2009/7/15 Dieter Spaar spaar@mirider.augusta.de
Hello Eric,
On Wed, 15 Jul 2009 11:00:14 +0200, "Eric Cathelinaud" < e.cathelinaud@googlemail.com> wrote:
I was just thinking about performing a recursive paging in order to see
how
much time I have until the battery of a mobile phone run out. Does anyone know if the mobile phone answers at every paging or if it doesn't "listen" all the time? I think it listens periodically.
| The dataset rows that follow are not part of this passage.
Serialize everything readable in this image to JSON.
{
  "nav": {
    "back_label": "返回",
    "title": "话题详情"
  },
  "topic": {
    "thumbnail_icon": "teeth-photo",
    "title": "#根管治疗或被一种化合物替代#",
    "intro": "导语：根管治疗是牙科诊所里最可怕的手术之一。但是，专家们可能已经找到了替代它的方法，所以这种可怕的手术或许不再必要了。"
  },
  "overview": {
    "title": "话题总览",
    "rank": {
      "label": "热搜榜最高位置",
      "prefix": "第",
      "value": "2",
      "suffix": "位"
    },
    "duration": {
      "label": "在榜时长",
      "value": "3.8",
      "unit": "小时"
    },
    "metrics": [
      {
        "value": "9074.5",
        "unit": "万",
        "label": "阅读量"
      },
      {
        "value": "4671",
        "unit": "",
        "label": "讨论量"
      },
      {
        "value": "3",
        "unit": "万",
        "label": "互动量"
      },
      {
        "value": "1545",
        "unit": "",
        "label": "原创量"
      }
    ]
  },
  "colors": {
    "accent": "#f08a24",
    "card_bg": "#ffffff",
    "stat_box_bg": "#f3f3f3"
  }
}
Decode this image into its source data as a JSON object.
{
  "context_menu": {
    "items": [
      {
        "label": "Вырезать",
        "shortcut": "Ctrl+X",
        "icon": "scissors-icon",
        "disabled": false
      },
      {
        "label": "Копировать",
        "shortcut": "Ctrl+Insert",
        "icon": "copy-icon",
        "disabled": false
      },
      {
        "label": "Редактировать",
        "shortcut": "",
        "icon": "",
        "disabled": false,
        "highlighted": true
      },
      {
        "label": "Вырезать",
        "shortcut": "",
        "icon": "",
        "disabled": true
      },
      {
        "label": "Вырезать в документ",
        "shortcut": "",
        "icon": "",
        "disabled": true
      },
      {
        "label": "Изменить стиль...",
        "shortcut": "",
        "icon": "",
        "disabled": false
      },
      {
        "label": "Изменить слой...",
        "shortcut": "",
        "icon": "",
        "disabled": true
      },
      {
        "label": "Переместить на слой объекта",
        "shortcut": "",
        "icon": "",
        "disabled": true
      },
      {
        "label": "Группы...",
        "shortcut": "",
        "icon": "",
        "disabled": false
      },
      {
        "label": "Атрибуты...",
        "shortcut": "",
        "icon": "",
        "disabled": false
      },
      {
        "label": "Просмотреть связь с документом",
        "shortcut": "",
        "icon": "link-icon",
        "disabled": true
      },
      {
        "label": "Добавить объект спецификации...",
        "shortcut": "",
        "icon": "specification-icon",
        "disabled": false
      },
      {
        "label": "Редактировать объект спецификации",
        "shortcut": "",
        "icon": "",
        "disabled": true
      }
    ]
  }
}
If anyone can give me a clue, that would be appreciated.
This is an excerpt from a posting to another mainling list, I just quote it because I don't want to repeat what I already wrote:
- The phone is in "idle" mode (no speech/data traffic) and periodically receives the paging channel (PCH) to find out if its being called. Further the phone measures the signal strength of neighbor cells and every now and then (not that frequent as the above actions) receives the cell information in the broadcast common control channel (BCCH) of the serving cell and of at most six neighbor cells with the strongest signal.
....
- The time between receiving the PCH is determined by a parameter of the serving cell (BS_PA_MFRMS, range 2 to 9). Its measured in 51-multiframes until the PCH for the phone repeats (if you want to know the details have a look at the GSM specs ;-) . The length of a 51-multiframe is 235.8 ms, this means the time between receiving the PCH is in the range 471.9 ms to 2122.2 ms. In this time the idle phone most of the time sleeps or receives the BCCH of the serving cell or one of the neighbor cells with the strongest signal (at most six).
Best regards, Dieter -- Dieter Spaar, Germany spaar@mirider.augusta.de
Thanks a lot for the explanation. It's a pity that the minimum period is 2 multiframes. I wish I could realize a paging on a mobile phone every frame but it seems to be impossible finally.